There were benefits from having a large team, but there are also drawbacks. Good times are good, but bad times can feel downright terrible. When school and life gets busy, we can lose touch and fall out of communication, then become disconnected. Being perfectly content where I was heading, I would have the work to move ahead, but I did not always feel like anyone was keeping up with me. Several times I was told to not work so hard if that was the way I felt, but I could not let myself go down that path. I knew where the end goal was supposed to be in my mind and had to get there. Even if it was on my own I would get there, but thankfully, I had a team and was able to go much further; much further than I had anticipated.
Richard at the last minute surprised me by going ahead and placing sound in the level at the last minute. I got excited and went to help him out a bit and what happened at that point turned our level from complete into a world environment. Sound added that extra dimension that bridged the gap between the player and our world. It reaches out with the a physical sensation and adds that spark that was missing in silence.
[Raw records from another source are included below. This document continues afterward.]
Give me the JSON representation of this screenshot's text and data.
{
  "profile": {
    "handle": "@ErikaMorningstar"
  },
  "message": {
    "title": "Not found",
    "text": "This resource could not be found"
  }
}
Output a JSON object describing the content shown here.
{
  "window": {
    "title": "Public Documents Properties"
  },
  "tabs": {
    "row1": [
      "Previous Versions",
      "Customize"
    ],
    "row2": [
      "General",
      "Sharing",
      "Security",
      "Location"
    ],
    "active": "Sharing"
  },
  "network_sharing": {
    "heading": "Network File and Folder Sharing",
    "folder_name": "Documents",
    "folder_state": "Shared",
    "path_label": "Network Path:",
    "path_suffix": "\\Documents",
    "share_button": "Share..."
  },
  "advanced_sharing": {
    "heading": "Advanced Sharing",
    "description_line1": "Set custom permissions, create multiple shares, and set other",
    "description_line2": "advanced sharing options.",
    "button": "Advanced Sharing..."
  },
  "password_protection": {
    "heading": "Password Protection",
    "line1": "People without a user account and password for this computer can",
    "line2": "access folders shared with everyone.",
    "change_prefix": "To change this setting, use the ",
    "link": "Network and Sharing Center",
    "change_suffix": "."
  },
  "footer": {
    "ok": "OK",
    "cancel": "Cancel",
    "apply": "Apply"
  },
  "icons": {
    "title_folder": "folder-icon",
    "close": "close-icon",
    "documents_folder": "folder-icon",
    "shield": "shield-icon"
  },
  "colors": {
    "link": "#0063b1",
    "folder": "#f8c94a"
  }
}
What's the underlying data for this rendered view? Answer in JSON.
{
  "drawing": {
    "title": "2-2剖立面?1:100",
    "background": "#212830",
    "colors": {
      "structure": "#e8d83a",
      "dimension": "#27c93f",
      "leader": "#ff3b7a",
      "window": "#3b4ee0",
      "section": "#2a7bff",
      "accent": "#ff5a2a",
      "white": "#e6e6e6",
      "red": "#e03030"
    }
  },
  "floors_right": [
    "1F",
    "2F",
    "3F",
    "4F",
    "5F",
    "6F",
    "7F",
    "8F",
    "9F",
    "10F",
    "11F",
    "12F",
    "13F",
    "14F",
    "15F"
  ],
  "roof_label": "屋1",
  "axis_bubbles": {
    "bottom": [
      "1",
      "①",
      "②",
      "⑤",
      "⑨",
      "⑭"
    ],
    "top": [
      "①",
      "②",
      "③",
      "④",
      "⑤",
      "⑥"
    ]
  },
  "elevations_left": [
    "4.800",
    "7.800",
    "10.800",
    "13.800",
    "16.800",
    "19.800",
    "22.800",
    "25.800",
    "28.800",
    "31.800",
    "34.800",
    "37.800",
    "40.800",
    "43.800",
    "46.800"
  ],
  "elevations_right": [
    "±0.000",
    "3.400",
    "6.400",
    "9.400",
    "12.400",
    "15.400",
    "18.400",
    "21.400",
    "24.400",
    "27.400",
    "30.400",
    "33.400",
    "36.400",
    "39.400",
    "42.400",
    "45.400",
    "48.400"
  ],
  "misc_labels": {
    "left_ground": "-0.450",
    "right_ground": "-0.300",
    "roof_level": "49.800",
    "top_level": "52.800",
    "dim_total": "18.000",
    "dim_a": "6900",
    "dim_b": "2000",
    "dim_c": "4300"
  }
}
The biggest difficulty I faced in making the game was doing textures for something I was not modeling. Communication was still a bit of an issue between Ryan and I in that he did not know exactly what I needed. He will admit that he is just beginning with UV mapping and because I was asking for the maps to be mapped in a certain way, that only added another level of abstraction to the concept. In the end, I had to go back and re-map some of the meshes which turned out to be rather tedious. However, the results were worth the extra effort.
The technical aspects of creating the level were probably the most fun and rewarding because after I understood those concepts, so many of the other parts of UDK paled in comparison. What I mean is that, learning how lighting and rendering happens at the purely mathematical level, allowed me to understand how to make my textures and materials better and more accurate to the effect I desired. And it turned out that some of the techniques I learned were so advanced that I deemed them unusable by our project. The slice-based parallax mapping specifically, was too limited and resource consuming that it would not be viable to use it on any objects until further considerations could be taken, but the scope of that endeavor was far too costly in terms of time and put my efforts elsewhere.
I returned to an earlier concept I was investigating where an artist used Fourier transforms to better simulate waves. He came to the conclusion that such a technique could never be used in a game because of the cost of instructions and I wholeheartedly agree. I tried just a small portion of what he was doing and the cost was nearly ten frames per second overall in just my example. So what I ended up doing was to reduce that set of instruction down to two very simple transforms that passed over each other at a slight angle. At the proper angle to the camera, the effect was subtle and highly realistic because it gave the water life, but the only major drawback was UDK’s inability to figure out proper Z-depth of a plane which caused some visual error which was negligible in the long run.
My biggest failure of this project was my adamancy to use texture blending for nearly everything. I did not fully understand the pros and cons of texture blending and the limits of its usage. I believe a combination of texture blending and static textures would have been the best approach by far and taken our project one degree higher in quality. However, the effectiveness of my different material blends proved more than sufficient to cover most or all of our major texturing tasks. I believe it behaved excellently for organic items such as the Island itself. Now, if I could only get more color channels and more than twelve textures per material…
At the end of this project, I am overwhelmingly pleased with the outcome. I believe it will be a lasting asset to my student portfolio and a testament to proper teamwork and melding of skill-sets within ATEC. Group projects are difficult and usually no one likes them, but ATEC requires that one plays well with others. At the end of the day, I enjoyed the people I worked with and I believe that was reflected in the amount of effort we all wanted to put into the building of our environment.